In DE, 61% of deaths related to overdoses involved fentanyl. I appreciate the Chinese government’s commitment to classify fentanyl as a controlled substance. It is a significant first step & I look forward to seeing our governments work further together to resolve this challenge.
— Senator Chris Coons (@ChrisCoons) April 29, 2019
“In DE, 61% of deaths related to overdoses involved fentanyl,” reads the April 29 tweet.
In 2017, 345 people died from drug overdoses in Delaware, according to the state’s Division of Forensic Science. Of these, 210—or 61 percent—involved fentanyl. After Coons made the claim, numbers for 2018 were published that showed 74 percent of overdose deaths in the state involved fentanyl.

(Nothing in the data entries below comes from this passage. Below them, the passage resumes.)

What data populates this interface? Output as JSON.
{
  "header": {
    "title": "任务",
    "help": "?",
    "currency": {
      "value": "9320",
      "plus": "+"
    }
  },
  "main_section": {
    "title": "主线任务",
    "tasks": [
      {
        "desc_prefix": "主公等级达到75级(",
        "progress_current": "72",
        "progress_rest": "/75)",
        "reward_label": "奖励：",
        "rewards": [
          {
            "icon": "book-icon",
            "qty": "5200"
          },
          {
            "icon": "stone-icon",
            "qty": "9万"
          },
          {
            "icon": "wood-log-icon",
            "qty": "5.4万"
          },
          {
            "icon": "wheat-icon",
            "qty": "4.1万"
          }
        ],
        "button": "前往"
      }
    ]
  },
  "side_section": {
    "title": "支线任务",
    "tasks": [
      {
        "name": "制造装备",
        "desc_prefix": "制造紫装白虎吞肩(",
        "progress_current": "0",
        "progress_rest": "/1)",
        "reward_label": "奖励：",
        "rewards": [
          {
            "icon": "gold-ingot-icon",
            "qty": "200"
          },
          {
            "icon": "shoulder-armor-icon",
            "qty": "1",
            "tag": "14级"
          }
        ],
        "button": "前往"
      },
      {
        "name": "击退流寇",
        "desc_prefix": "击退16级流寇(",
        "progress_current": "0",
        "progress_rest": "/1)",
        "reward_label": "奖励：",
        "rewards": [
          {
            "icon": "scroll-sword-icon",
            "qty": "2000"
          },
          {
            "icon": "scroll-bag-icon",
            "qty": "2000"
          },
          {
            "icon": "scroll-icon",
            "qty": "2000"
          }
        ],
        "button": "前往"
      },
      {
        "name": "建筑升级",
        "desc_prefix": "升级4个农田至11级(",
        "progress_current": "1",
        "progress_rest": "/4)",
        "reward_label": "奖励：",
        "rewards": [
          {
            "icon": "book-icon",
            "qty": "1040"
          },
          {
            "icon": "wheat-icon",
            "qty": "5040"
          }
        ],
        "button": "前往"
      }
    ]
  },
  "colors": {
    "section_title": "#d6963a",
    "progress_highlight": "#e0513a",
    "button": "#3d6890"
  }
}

Coons’ tweet was part of a thread discussing his recent meeting with the vice chairman of China’s National Narcotics Control Commission. Weeks earlier, the Chinese government announced that it would further regulate the manufacture of fentanyl.
Coons’ state of Delaware has been particularly hard hit by the drug crisis, recording one of the highest overdose rates in the country. The number of deaths, many of them opioid-related, has increased every year since at least 2015.
In 2017, there were 345 overdose deaths in Delaware, of which 210, or 61 percent, involved fentanyl, according to Delaware’s Division of Forensic Science. There were 308 overdose deaths in 2016, of which 109 were fentanyl-related.
The Centers for Disease Control and Prevention also track yearly overdose deaths by state. Although its 2017 data does not specify how many overdose deaths involved fentanyl, it does show that 178 out of 338 overdose deaths, or 53 percent, involved some sort of synthetic opioid (excluding methadone), of which fentanyl is a subset.
“Fentanyl is 50 to 100 times more potent than heroin, and that really leads to these increased deaths that we’re seeing because more fentanyl is coming into our state,” Kara Odom Walker, secretary of the Delaware Department of Health and Social Services (DHSS), told WHYY. “It’s a huge challenge right now.”
Delaware has taken a number of steps to address the crisis, including a statewide initiative to raise awareness regarding the addictive nature of opioids commonly prescribed by dentists and oral surgeons.
“Health officials in Delaware understand that this is the public health crisis of our generation, with thousands of Delawareans and their families continuing to be impacted by this chronic brain disease,” a DHSS spokesperson told The Daily Caller News Foundation in an email.